In this chapter we introduce a general framework for multiple hypotheses testing in parametric and semi-parametric models. This chapter provides the theoretical basis for the applications analyzed in Chapter 4. In Section 3.1 we review briefly the standard linear model theory and show how to perform multiple comparisons in this framework, including analysis-of-variance (ANOVA), analysis-of-covariance (ANCOVA) and regression models as special cases. We extend the basic approaches from Chapter 2 by using inherent distributional assumptions, particularly by accounting for the structural correlation between the test statistics, thus achieving larger power. In addition, we revisit the linear regression example from Chapter 1 to illustrate the resulting methods. In Section 3.2 we extend the previous linear model framework and introduce multiple comparison procedures for general parametric models relying on standard asymptotic normality results.

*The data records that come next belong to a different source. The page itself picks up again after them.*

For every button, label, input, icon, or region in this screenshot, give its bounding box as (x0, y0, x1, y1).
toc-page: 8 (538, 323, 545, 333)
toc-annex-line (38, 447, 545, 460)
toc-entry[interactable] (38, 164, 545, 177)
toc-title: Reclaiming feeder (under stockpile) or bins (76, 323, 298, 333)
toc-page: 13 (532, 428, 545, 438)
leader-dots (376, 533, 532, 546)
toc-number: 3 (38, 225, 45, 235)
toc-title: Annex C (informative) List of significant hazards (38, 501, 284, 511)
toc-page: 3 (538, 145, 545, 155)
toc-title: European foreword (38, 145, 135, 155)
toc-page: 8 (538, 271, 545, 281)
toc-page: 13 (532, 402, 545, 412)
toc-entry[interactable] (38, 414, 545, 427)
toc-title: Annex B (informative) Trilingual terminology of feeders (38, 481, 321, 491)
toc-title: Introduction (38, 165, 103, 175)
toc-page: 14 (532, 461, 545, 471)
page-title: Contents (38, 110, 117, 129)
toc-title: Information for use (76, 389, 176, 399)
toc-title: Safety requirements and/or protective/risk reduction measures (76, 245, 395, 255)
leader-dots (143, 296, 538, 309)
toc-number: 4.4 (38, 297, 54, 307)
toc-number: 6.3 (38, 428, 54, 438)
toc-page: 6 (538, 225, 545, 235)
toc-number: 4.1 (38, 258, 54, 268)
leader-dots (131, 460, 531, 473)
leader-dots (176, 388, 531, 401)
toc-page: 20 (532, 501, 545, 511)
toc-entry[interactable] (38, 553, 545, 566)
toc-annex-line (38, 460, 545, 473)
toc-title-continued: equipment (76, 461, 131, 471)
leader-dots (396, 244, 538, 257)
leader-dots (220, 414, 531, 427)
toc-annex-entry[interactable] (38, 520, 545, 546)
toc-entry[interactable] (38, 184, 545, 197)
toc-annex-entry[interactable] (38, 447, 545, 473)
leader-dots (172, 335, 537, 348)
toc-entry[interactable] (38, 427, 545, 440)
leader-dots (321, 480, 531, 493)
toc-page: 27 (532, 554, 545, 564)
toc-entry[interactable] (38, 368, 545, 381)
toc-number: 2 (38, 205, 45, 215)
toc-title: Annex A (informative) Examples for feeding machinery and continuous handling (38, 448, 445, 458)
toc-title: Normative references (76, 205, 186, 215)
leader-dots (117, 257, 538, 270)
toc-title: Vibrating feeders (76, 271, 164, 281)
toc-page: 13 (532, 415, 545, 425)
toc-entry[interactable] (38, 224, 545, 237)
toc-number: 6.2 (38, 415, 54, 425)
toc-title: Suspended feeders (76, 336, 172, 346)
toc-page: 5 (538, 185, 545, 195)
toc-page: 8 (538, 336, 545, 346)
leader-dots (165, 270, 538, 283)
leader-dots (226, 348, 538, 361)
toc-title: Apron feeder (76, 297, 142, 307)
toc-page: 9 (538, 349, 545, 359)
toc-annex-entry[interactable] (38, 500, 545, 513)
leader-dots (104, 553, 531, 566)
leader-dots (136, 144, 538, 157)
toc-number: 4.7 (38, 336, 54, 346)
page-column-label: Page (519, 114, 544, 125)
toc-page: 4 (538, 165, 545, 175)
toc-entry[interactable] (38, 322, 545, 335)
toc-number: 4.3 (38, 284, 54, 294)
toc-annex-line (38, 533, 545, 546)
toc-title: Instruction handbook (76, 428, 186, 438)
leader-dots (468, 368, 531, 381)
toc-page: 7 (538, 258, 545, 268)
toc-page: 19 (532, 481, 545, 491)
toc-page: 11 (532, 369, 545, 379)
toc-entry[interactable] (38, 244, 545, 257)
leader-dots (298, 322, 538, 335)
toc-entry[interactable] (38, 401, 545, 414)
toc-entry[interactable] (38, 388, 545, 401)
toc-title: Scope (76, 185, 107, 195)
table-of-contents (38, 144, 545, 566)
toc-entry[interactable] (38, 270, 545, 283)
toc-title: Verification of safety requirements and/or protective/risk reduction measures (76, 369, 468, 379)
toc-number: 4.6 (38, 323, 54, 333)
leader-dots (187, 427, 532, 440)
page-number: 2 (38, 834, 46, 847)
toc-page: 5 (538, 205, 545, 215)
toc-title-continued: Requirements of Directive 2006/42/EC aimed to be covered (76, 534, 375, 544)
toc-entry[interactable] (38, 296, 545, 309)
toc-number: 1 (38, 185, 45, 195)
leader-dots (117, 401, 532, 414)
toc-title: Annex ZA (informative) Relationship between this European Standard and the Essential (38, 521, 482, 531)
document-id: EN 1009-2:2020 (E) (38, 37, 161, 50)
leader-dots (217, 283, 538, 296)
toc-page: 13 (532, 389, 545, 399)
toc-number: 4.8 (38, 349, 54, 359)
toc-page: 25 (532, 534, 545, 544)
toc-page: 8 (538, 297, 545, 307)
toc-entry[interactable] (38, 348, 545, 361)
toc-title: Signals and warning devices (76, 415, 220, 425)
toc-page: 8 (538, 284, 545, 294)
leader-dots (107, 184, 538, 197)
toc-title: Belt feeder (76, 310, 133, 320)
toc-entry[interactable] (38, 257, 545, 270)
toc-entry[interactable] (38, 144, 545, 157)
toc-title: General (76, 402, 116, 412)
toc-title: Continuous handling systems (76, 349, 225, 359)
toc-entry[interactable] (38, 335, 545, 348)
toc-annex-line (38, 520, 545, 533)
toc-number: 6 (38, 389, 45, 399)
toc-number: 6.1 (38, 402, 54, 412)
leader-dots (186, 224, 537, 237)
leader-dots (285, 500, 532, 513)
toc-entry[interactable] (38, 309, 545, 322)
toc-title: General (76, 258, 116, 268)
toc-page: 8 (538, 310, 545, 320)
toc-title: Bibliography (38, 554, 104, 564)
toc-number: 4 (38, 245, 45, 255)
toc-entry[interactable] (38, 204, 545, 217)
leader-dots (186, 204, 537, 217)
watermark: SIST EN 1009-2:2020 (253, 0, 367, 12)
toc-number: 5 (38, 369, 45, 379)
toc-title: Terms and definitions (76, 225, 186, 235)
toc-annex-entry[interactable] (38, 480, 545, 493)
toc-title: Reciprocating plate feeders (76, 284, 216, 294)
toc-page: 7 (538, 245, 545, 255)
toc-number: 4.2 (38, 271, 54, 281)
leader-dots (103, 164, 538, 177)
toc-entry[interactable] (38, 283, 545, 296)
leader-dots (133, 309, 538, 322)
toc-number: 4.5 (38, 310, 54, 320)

The methods apply, for example, to generalized linear models, linear and non-linear mixed-effects models as well as survival data. Again, the use of the inherent stochastic dependencies leads to powerful methods. The multcomp package in R provides a convenient interface to perform multiple comparisons for the parametric models considered in Sections 3.1 and 3.2. An in-depth introduction to the multcomp package is given in Section 3.3. Detailed examples to illustrate and extend the results from this chapter are left for Chapter 4.